The 1968 sales of the 500 at 355 were well down from 581 the previous year.
In 1973, the last year in which the model was marketed here, 109 were sold.

Auckland-based special repairer of 500s, John Collins, recalls how the price of used 500s fell away in the 1980s and 1990s to the point where people would sometimes give them, away.

Then in the late 1990s and into the new millennium, traders shipped many of New Zealand’s better examples to buyers in Japan and the United States.

At one point 68 good examples were exported from Christchurch within 18 months and some were stolen for export.

At its peak, Collins estimates his business had more than 800 customers.

“[Bambinas] were an engineering masterpiece – simple, and easy to fix once you had worked out the quirks,” he said.

The 500 was the original city car, smaller, lighter and almost as well packaged as the Mini.

The old 500 with its weak structure, poor crash standards, high noise levels and lack of comfort, isn’t a car for today.
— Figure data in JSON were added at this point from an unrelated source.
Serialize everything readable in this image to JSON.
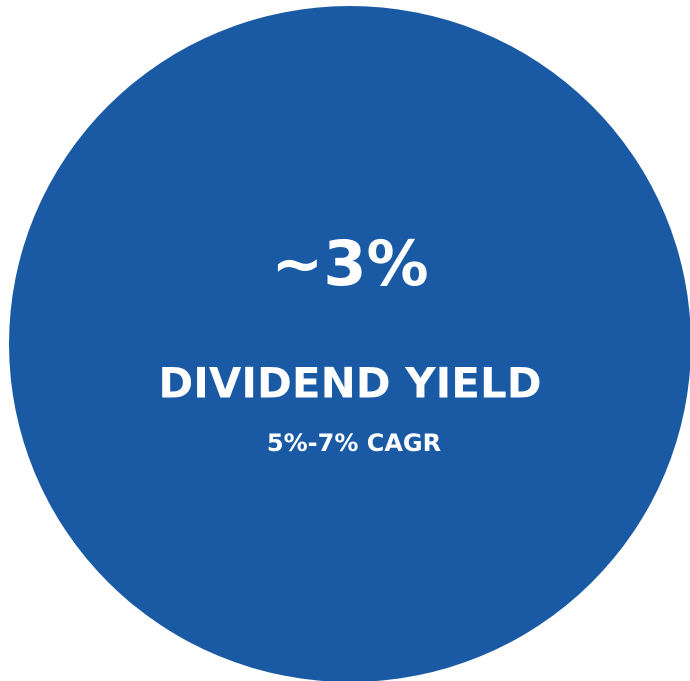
{
  "headline": "~3%",
  "label": "DIVIDEND YIELD",
  "sublabel": "5%-7% CAGR"
}
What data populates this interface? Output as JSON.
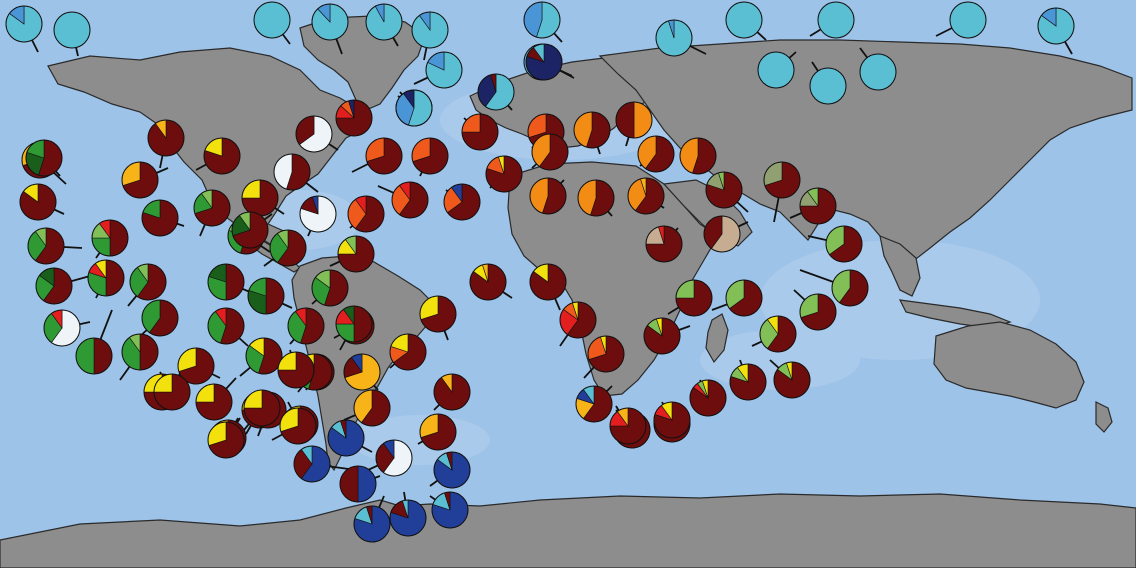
{
  "colors": {
    "ocean": "#9ec3e8",
    "ocean_shelf": "#b7d3ef",
    "land": "#8d8d8d",
    "categories": {
      "maroon": "#6e0d0d",
      "cyan": "#5bbfd4",
      "lightblue": "#4a95d6",
      "navy": "#1c2466",
      "royal": "#213f99",
      "red": "#e21e1e",
      "orange": "#ef5a1c",
      "amber": "#f38c14",
      "gold": "#f7b318",
      "yellow": "#f2e10d",
      "darkgreen": "#1a5e1c",
      "green": "#2f9a33",
      "lightgreen": "#82bf57",
      "sage": "#90a070",
      "tan": "#c6ad92",
      "white": "#eef4f8"
    }
  },
  "pies": [
    {
      "id": "arc-1",
      "comp": {
        "cyan": 0.85,
        "lightblue": 0.15
      }
    },
    {
      "id": "arc-2",
      "comp": {
        "cyan": 1.0
      }
    },
    {
      "id": "arc-3",
      "comp": {
        "cyan": 1.0
      }
    },
    {
      "id": "arc-4",
      "comp": {
        "cyan": 0.88,
        "lightblue": 0.12
      }
    },
    {
      "id": "arc-5",
      "comp": {
        "cyan": 0.92,
        "lightblue": 0.08
      }
    },
    {
      "id": "arc-6",
      "comp": {
        "cyan": 0.9,
        "lightblue": 0.1
      }
    },
    {
      "id": "arc-7",
      "comp": {
        "cyan": 0.82,
        "lightblue": 0.18
      }
    },
    {
      "id": "arc-8",
      "comp": {
        "cyan": 0.85,
        "navy": 0.1,
        "lightblue": 0.05
      }
    },
    {
      "id": "arc-9",
      "comp": {
        "cyan": 0.6,
        "navy": 0.35,
        "maroon": 0.05
      }
    },
    {
      "id": "arc-10",
      "comp": {
        "cyan": 0.55,
        "lightblue": 0.45
      }
    },
    {
      "id": "arc-11",
      "comp": {
        "cyan": 1.0
      }
    },
    {
      "id": "arc-12",
      "comp": {
        "cyan": 0.95,
        "lightblue": 0.05
      }
    },
    {
      "id": "arc-13",
      "comp": {
        "cyan": 1.0
      }
    },
    {
      "id": "arc-14",
      "comp": {
        "cyan": 1.0
      }
    },
    {
      "id": "arc-15",
      "comp": {
        "cyan": 1.0
      }
    },
    {
      "id": "arc-16",
      "comp": {
        "cyan": 1.0
      }
    },
    {
      "id": "arc-17",
      "comp": {
        "cyan": 1.0
      }
    },
    {
      "id": "arc-18",
      "comp": {
        "cyan": 1.0
      }
    },
    {
      "id": "arc-19",
      "comp": {
        "cyan": 0.85,
        "lightblue": 0.15
      }
    },
    {
      "id": "natl-1",
      "comp": {
        "navy": 0.8,
        "maroon": 0.1,
        "cyan": 0.1
      }
    },
    {
      "id": "natl-2",
      "comp": {
        "cyan": 0.55,
        "lightblue": 0.35,
        "navy": 0.1
      }
    },
    {
      "id": "natl-3",
      "comp": {
        "maroon": 0.75,
        "red": 0.12,
        "orange": 0.08,
        "navy": 0.05
      }
    },
    {
      "id": "natl-4",
      "comp": {
        "white": 0.65,
        "maroon": 0.35
      }
    },
    {
      "id": "natl-5",
      "comp": {
        "maroon": 0.7,
        "orange": 0.3
      }
    },
    {
      "id": "natl-6",
      "comp": {
        "maroon": 0.7,
        "orange": 0.3
      }
    },
    {
      "id": "natl-7",
      "comp": {
        "maroon": 0.75,
        "orange": 0.25
      }
    },
    {
      "id": "natl-8",
      "comp": {
        "maroon": 0.8,
        "orange": 0.15,
        "yellow": 0.05
      }
    },
    {
      "id": "natl-9",
      "comp": {
        "maroon": 0.6,
        "orange": 0.3,
        "red": 0.1
      }
    },
    {
      "id": "natl-10",
      "comp": {
        "maroon": 0.6,
        "orange": 0.3,
        "red": 0.1
      }
    },
    {
      "id": "natl-11",
      "comp": {
        "maroon": 0.65,
        "orange": 0.25,
        "royal": 0.1
      }
    },
    {
      "id": "natl-12",
      "comp": {
        "maroon": 0.55,
        "white": 0.45
      }
    },
    {
      "id": "natl-13",
      "comp": {
        "white": 0.8,
        "maroon": 0.15,
        "royal": 0.05
      }
    },
    {
      "id": "natl-14",
      "comp": {
        "maroon": 0.7,
        "orange": 0.3
      }
    },
    {
      "id": "med-1",
      "comp": {
        "maroon": 0.55,
        "amber": 0.45
      }
    },
    {
      "id": "med-2",
      "comp": {
        "amber": 0.5,
        "maroon": 0.5
      }
    },
    {
      "id": "med-3",
      "comp": {
        "maroon": 0.6,
        "amber": 0.4
      }
    },
    {
      "id": "med-4",
      "comp": {
        "maroon": 0.55,
        "amber": 0.45
      }
    },
    {
      "id": "med-5",
      "comp": {
        "maroon": 0.6,
        "amber": 0.4
      }
    },
    {
      "id": "med-6",
      "comp": {
        "maroon": 0.55,
        "amber": 0.45
      }
    },
    {
      "id": "med-7",
      "comp": {
        "maroon": 0.55,
        "amber": 0.45
      }
    },
    {
      "id": "med-8",
      "comp": {
        "maroon": 0.6,
        "amber": 0.35,
        "gold": 0.05
      }
    },
    {
      "id": "io-1",
      "comp": {
        "maroon": 0.8,
        "sage": 0.15,
        "lightgreen": 0.05
      }
    },
    {
      "id": "io-2",
      "comp": {
        "maroon": 0.7,
        "sage": 0.3
      }
    },
    {
      "id": "io-3",
      "comp": {
        "maroon": 0.75,
        "sage": 0.15,
        "lightgreen": 0.1
      }
    },
    {
      "id": "io-4",
      "comp": {
        "maroon": 0.75,
        "tan": 0.2,
        "red": 0.05
      }
    },
    {
      "id": "io-5",
      "comp": {
        "tan": 0.6,
        "maroon": 0.4
      }
    },
    {
      "id": "io-6",
      "comp": {
        "maroon": 0.65,
        "lightgreen": 0.35
      }
    },
    {
      "id": "io-7",
      "comp": {
        "maroon": 0.6,
        "lightgreen": 0.4
      }
    },
    {
      "id": "io-8",
      "comp": {
        "maroon": 0.65,
        "lightgreen": 0.35
      }
    },
    {
      "id": "io-9",
      "comp": {
        "maroon": 0.7,
        "lightgreen": 0.3
      }
    },
    {
      "id": "io-10",
      "comp": {
        "maroon": 0.6,
        "lightgreen": 0.3,
        "yellow": 0.1
      }
    },
    {
      "id": "io-11",
      "comp": {
        "maroon": 0.75,
        "lightgreen": 0.25
      }
    },
    {
      "id": "io-12",
      "comp": {
        "maroon": 0.85,
        "lightgreen": 0.1,
        "yellow": 0.05
      }
    },
    {
      "id": "io-13",
      "comp": {
        "maroon": 0.8,
        "lightgreen": 0.1,
        "yellow": 0.1
      }
    },
    {
      "id": "io-14",
      "comp": {
        "maroon": 0.85,
        "lightgreen": 0.1,
        "yellow": 0.05
      }
    },
    {
      "id": "io-15",
      "comp": {
        "maroon": 0.85,
        "red": 0.05,
        "lightgreen": 0.05,
        "yellow": 0.05
      }
    },
    {
      "id": "io-16",
      "comp": {
        "maroon": 0.85,
        "lightgreen": 0.15
      }
    },
    {
      "id": "satl-1",
      "comp": {
        "maroon": 0.85,
        "yellow": 0.1,
        "gold": 0.05
      }
    },
    {
      "id": "satl-2",
      "comp": {
        "maroon": 0.85,
        "yellow": 0.15
      }
    },
    {
      "id": "satl-3",
      "comp": {
        "maroon": 0.6,
        "red": 0.25,
        "orange": 0.1,
        "yellow": 0.05
      }
    },
    {
      "id": "satl-4",
      "comp": {
        "maroon": 0.7,
        "orange": 0.25,
        "yellow": 0.05
      }
    },
    {
      "id": "satl-5",
      "comp": {
        "maroon": 0.85,
        "red": 0.1,
        "gold": 0.05
      }
    },
    {
      "id": "satl-6",
      "comp": {
        "maroon": 0.6,
        "gold": 0.2,
        "royal": 0.1,
        "cyan": 0.1
      }
    },
    {
      "id": "satl-7",
      "comp": {
        "maroon": 0.75,
        "red": 0.15,
        "gold": 0.1
      }
    },
    {
      "id": "satl-8",
      "comp": {
        "maroon": 0.8,
        "red": 0.1,
        "yellow": 0.1
      }
    },
    {
      "id": "sam-1",
      "comp": {
        "maroon": 0.7,
        "yellow": 0.3
      }
    },
    {
      "id": "sam-2",
      "comp": {
        "maroon": 0.65,
        "orange": 0.15,
        "yellow": 0.2
      }
    },
    {
      "id": "sam-3",
      "comp": {
        "gold": 0.7,
        "maroon": 0.2,
        "royal": 0.1
      }
    },
    {
      "id": "sam-4",
      "comp": {
        "maroon": 0.9,
        "gold": 0.1
      }
    },
    {
      "id": "sam-5",
      "comp": {
        "maroon": 0.6,
        "gold": 0.4
      }
    },
    {
      "id": "sam-6",
      "comp": {
        "maroon": 0.7,
        "gold": 0.3
      }
    },
    {
      "id": "sam-7",
      "comp": {
        "maroon": 0.8,
        "yellow": 0.15,
        "lightgreen": 0.05
      }
    },
    {
      "id": "sam-8",
      "comp": {
        "maroon": 0.85,
        "gold": 0.15
      }
    },
    {
      "id": "so-1",
      "comp": {
        "royal": 0.85,
        "cyan": 0.1,
        "maroon": 0.05
      }
    },
    {
      "id": "so-2",
      "comp": {
        "royal": 0.6,
        "maroon": 0.3,
        "cyan": 0.1
      }
    },
    {
      "id": "so-3",
      "comp": {
        "white": 0.6,
        "maroon": 0.3,
        "royal": 0.1
      }
    },
    {
      "id": "so-4",
      "comp": {
        "royal": 0.85,
        "cyan": 0.1,
        "maroon": 0.05
      }
    },
    {
      "id": "so-5",
      "comp": {
        "royal": 0.8,
        "cyan": 0.15,
        "maroon": 0.05
      }
    },
    {
      "id": "so-6",
      "comp": {
        "royal": 0.8,
        "cyan": 0.15,
        "maroon": 0.05
      }
    },
    {
      "id": "so-7",
      "comp": {
        "royal": 0.8,
        "maroon": 0.15,
        "cyan": 0.05
      }
    },
    {
      "id": "so-8",
      "comp": {
        "royal": 0.5,
        "maroon": 0.5
      }
    },
    {
      "id": "pac-1",
      "comp": {
        "maroon": 0.9,
        "gold": 0.1
      }
    },
    {
      "id": "pac-2",
      "comp": {
        "maroon": 0.8,
        "yellow": 0.2
      }
    },
    {
      "id": "pac-3",
      "comp": {
        "maroon": 0.7,
        "gold": 0.3
      }
    },
    {
      "id": "pac-4",
      "comp": {
        "maroon": 0.7,
        "gold": 0.3
      }
    },
    {
      "id": "pac-5",
      "comp": {
        "maroon": 0.85,
        "yellow": 0.15
      }
    },
    {
      "id": "pac-6",
      "comp": {
        "maroon": 0.8,
        "green": 0.2
      }
    },
    {
      "id": "pac-7",
      "comp": {
        "maroon": 0.75,
        "yellow": 0.25
      }
    },
    {
      "id": "pac-8",
      "comp": {
        "maroon": 0.7,
        "green": 0.2,
        "lightgreen": 0.1
      }
    },
    {
      "id": "pac-9",
      "comp": {
        "maroon": 0.6,
        "green": 0.3,
        "lightgreen": 0.1
      }
    },
    {
      "id": "pac-10",
      "comp": {
        "maroon": 0.5,
        "green": 0.25,
        "lightgreen": 0.15,
        "red": 0.1
      }
    },
    {
      "id": "pac-11",
      "comp": {
        "maroon": 0.55,
        "green": 0.25,
        "lightgreen": 0.2
      }
    },
    {
      "id": "pac-12",
      "comp": {
        "maroon": 0.6,
        "green": 0.3,
        "lightgreen": 0.1
      }
    },
    {
      "id": "pac-13",
      "comp": {
        "maroon": 0.75,
        "yellow": 0.15,
        "lightgreen": 0.1
      }
    },
    {
      "id": "pac-14",
      "comp": {
        "maroon": 0.6,
        "green": 0.25,
        "darkgreen": 0.15
      }
    },
    {
      "id": "pac-15",
      "comp": {
        "maroon": 0.5,
        "green": 0.3,
        "red": 0.1,
        "yellow": 0.1
      }
    },
    {
      "id": "pac-16",
      "comp": {
        "maroon": 0.6,
        "green": 0.3,
        "lightgreen": 0.1
      }
    },
    {
      "id": "pac-17",
      "comp": {
        "maroon": 0.5,
        "green": 0.3,
        "darkgreen": 0.2
      }
    },
    {
      "id": "pac-18",
      "comp": {
        "maroon": 0.5,
        "darkgreen": 0.3,
        "green": 0.2
      }
    },
    {
      "id": "pac-19",
      "comp": {
        "maroon": 0.55,
        "green": 0.3,
        "lightgreen": 0.15
      }
    },
    {
      "id": "pac-20",
      "comp": {
        "maroon": 0.6,
        "green": 0.4
      }
    },
    {
      "id": "pac-21",
      "comp": {
        "maroon": 0.55,
        "green": 0.35,
        "red": 0.1
      }
    },
    {
      "id": "pac-22",
      "comp": {
        "maroon": 0.55,
        "green": 0.35,
        "red": 0.1
      }
    },
    {
      "id": "pac-23",
      "comp": {
        "white": 0.6,
        "green": 0.3,
        "red": 0.1
      }
    },
    {
      "id": "pac-24",
      "comp": {
        "maroon": 0.5,
        "green": 0.5
      }
    },
    {
      "id": "pac-25",
      "comp": {
        "maroon": 0.5,
        "green": 0.4,
        "lightgreen": 0.1
      }
    },
    {
      "id": "pac-26",
      "comp": {
        "maroon": 0.5,
        "green": 0.25,
        "red": 0.15,
        "darkgreen": 0.1
      }
    },
    {
      "id": "pac-27",
      "comp": {
        "maroon": 0.55,
        "darkgreen": 0.25,
        "green": 0.2
      }
    },
    {
      "id": "pac-28",
      "comp": {
        "maroon": 0.55,
        "green": 0.3,
        "yellow": 0.15
      }
    },
    {
      "id": "pac-29",
      "comp": {
        "maroon": 0.55,
        "green": 0.3,
        "yellow": 0.15
      }
    },
    {
      "id": "pac-30",
      "comp": {
        "maroon": 0.7,
        "yellow": 0.3
      }
    },
    {
      "id": "pac-31",
      "comp": {
        "maroon": 0.75,
        "yellow": 0.25
      }
    },
    {
      "id": "pac-32",
      "comp": {
        "maroon": 0.75,
        "yellow": 0.25
      }
    },
    {
      "id": "pac-33",
      "comp": {
        "maroon": 0.7,
        "yellow": 0.2,
        "gold": 0.1
      }
    },
    {
      "id": "pac-34",
      "comp": {
        "maroon": 0.75,
        "yellow": 0.25
      }
    },
    {
      "id": "pac-35",
      "comp": {
        "maroon": 0.8,
        "yellow": 0.2
      }
    },
    {
      "id": "pac-36",
      "comp": {
        "maroon": 0.75,
        "yellow": 0.25
      }
    },
    {
      "id": "pac-37",
      "comp": {
        "maroon": 0.7,
        "yellow": 0.3
      }
    },
    {
      "id": "pac-38",
      "comp": {
        "maroon": 0.7,
        "yellow": 0.3
      }
    },
    {
      "id": "pac-39",
      "comp": {
        "maroon": 0.75,
        "yellow": 0.25
      }
    },
    {
      "id": "pac-40",
      "comp": {
        "maroon": 0.7,
        "yellow": 0.3
      }
    },
    {
      "id": "pac-41",
      "comp": {
        "maroon": 0.75,
        "yellow": 0.25
      }
    },
    {
      "id": "pac-42",
      "comp": {
        "maroon": 0.7,
        "darkgreen": 0.2,
        "lightgreen": 0.1
      }
    }
  ]
}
But in 1960 it was a brilliant package, offering so much within so little.

With a top speed of just over 90km/h, the 500 won the 1962 Mobilgas Economy Run with 57mpg.

Promoting such standard features as a “waterproof” sunshine roof, factory underseal, windscreen washers, a heater/demister and automatic courtesy lights, Torino Motors advertised the 500D as, “A small car, yes, but a real automobile!”

Niall’s Bambina book ($39.95 from Iconic Publishing) records a fascinating story about a classic small car that many New Zealanders still regard with affection.

Liberally illustrated, the book is written in both English and Italian. Ironically, Todd may sell more of the publication in Italy than here.